French company Technip agrees to pay $338 million in Nigerian bribery scheme

By Juan A. Lozano, AP
Monday, June 28, 2010

French firm agrees to pay $338M in bribery case

HOUSTON — A French engineering firm has agreed to pay $338 million to settle accusations it engaged in a decade-long scheme with a former Halliburton Co. subsidiary to bribe Nigerian officials to win construction contracts, the Justice Department announced Monday.

Paris-based Technip S.A. conducted the alleged bribery scheme from 1994 to 2004 so it could obtain contracts valued at more than $6 billion to build liquefied natural gas facilities on Bonny Island, Nigeria, federal officials said.

“The resolutions announced today demonstrate once again the department’s commitment to aggressively investigate and prosecute international bribery by U.S. and foreign corporations alike,” Mythili Raman, principal deputy assistant attorney general with the Justice Department’s criminal division, said in a statement.

Technip chairman and CEO Thierry Pilenko said the agreement with U.S. authorities “puts this legacy story behind us and enables us to focus on continuing to develop Technip’s business.”

“We stand by Technip’s commitment to carrying out its business activities ethically and according to both the spirit and letter of the law worldwide,” Pilenko said in a statement.

Technip has agreed to pay a $240 million criminal penalty as part of a deferred prosecution agreement and a criminal information resolving charges of conspiracy and of violating the Foreign Corrupt Practices Act.

The agreement and criminal information were filed in Houston federal court. If Technip complies with the terms of the agreement, which includes setting up a compliance and ethics program, the Justice Department will dismiss the charges at the end of two years.

The company also agreed to pay $98 million to settle a related civil complaint by the Securities and Exchange Commission.

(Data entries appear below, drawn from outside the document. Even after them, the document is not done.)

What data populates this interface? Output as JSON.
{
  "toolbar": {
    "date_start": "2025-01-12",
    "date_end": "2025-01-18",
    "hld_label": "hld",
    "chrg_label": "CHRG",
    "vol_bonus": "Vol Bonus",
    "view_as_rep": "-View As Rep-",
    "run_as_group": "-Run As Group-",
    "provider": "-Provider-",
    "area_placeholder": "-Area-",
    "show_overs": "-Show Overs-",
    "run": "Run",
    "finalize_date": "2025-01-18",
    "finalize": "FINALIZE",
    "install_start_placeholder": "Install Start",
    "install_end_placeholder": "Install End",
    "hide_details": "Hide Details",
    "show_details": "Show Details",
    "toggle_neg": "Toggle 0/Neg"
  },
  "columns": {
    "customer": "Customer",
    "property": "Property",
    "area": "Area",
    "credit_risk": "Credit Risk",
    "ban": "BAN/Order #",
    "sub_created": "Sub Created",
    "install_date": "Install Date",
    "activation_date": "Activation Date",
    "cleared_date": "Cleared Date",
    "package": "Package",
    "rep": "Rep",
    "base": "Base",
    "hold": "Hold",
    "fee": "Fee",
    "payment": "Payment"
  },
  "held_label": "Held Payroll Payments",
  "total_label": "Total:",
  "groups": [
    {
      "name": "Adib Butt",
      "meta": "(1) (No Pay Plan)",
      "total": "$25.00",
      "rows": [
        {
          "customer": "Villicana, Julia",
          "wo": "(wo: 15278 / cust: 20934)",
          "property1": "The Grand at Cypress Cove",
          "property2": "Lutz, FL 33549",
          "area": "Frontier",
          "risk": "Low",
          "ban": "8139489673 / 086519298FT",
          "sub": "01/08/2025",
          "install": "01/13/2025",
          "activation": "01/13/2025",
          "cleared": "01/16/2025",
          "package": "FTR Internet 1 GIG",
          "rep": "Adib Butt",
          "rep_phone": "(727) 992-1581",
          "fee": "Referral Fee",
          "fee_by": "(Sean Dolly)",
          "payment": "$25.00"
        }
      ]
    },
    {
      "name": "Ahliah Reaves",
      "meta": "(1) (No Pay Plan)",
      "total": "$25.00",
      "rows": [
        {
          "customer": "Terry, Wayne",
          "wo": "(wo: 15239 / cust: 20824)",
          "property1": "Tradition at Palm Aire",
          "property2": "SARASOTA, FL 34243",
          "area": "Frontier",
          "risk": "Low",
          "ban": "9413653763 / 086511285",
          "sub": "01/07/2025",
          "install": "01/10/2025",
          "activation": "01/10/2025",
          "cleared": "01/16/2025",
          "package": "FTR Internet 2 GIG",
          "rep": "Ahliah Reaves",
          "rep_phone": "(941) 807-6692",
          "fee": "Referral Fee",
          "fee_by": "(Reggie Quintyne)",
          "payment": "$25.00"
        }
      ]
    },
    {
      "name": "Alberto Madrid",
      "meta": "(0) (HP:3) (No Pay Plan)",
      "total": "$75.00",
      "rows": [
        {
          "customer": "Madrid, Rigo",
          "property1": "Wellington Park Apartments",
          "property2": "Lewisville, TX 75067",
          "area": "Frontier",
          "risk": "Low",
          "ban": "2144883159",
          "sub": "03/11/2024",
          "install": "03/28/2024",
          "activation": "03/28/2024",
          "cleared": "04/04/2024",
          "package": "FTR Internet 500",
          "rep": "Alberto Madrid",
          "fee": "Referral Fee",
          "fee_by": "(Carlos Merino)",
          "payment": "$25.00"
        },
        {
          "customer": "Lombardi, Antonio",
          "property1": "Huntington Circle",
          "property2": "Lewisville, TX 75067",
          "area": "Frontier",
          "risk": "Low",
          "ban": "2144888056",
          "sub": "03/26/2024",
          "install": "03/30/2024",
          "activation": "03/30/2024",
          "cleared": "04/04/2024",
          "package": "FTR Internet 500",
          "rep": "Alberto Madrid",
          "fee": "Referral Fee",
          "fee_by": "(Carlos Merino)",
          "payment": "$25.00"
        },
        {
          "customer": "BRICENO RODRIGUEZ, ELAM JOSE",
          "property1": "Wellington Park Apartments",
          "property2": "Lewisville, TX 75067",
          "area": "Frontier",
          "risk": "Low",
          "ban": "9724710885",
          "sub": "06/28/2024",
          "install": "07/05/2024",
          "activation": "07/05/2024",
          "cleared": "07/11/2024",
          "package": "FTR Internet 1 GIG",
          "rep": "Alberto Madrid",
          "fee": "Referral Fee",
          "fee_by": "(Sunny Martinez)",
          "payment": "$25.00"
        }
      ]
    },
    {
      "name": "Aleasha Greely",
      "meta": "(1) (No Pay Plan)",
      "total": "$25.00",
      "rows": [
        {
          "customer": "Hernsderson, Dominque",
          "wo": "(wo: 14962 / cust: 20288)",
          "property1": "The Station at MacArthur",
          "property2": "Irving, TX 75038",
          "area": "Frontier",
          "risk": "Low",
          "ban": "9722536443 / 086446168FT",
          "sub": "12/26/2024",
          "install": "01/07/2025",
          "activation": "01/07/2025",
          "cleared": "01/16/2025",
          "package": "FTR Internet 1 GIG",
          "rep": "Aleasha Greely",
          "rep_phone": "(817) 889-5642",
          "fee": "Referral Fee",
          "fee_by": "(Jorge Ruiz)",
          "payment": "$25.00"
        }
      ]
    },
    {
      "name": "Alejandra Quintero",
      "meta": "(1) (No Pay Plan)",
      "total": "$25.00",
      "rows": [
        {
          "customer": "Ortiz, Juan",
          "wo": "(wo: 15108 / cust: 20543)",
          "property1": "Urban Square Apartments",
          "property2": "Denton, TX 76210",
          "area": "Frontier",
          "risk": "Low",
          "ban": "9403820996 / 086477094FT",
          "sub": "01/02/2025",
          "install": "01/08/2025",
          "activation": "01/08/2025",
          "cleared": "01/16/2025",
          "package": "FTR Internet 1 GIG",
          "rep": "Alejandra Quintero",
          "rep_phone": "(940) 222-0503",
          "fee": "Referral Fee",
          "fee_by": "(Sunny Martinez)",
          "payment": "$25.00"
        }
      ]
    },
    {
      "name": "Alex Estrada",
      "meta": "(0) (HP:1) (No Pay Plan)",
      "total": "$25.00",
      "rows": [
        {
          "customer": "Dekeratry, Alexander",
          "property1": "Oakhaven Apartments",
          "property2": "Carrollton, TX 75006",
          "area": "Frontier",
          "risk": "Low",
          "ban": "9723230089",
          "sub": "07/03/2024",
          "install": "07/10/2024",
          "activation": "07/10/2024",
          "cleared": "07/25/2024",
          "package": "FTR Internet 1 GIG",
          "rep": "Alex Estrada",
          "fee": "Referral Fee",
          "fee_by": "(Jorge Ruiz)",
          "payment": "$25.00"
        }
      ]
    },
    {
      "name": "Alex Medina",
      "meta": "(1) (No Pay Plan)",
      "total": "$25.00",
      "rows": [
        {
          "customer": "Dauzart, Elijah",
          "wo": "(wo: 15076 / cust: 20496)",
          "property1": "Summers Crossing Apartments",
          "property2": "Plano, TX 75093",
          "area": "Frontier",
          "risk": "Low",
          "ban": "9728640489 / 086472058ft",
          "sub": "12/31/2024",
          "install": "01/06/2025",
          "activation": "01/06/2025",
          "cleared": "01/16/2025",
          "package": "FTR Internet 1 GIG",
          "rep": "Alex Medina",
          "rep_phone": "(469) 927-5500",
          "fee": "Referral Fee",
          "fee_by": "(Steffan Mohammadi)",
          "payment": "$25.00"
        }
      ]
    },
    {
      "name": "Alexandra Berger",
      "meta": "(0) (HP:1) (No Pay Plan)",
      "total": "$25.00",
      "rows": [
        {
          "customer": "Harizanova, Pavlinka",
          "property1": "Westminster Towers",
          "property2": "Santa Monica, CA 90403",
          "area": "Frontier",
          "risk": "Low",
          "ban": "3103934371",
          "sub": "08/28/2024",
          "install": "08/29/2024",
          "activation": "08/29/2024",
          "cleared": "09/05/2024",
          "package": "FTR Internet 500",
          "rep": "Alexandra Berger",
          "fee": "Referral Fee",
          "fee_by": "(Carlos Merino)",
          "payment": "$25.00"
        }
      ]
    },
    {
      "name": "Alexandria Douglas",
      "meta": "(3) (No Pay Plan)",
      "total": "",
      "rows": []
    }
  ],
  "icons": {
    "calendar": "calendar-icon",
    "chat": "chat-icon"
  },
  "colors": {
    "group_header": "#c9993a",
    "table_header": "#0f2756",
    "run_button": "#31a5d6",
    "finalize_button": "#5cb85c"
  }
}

Technip was part of a four-company joint venture, including engineering and construction services company Kellogg Brown & Root Inc., formed in 1990 to bid on and build the Nigerian natural gas facilities.

In February 2009, Houston-based KBR pleaded guilty to violating the Foreign Corrupt Practices Act in connection with the bribery scheme. KBR and Halliburton, KBR’s former parent company, agreed to pay $579 million in criminal and civil fines. KBR split from Halliburton in 2007.

Albert “Jack” Stanley, a former KBR CEO, pleaded guilty in 2008 to federal bribery charges for his role in the scheme. He is set to be sentenced Sept. 23.

According to court documents, Stanley and others met with high-ranking Nigerian government officials and their representatives on at least four occasions to arrange the bribe payments.

The joint venture set aside more than $180 million for the bribes.

Technip authorized the hiring of two agents to pay bribes to Nigerian government officials, according to court documents.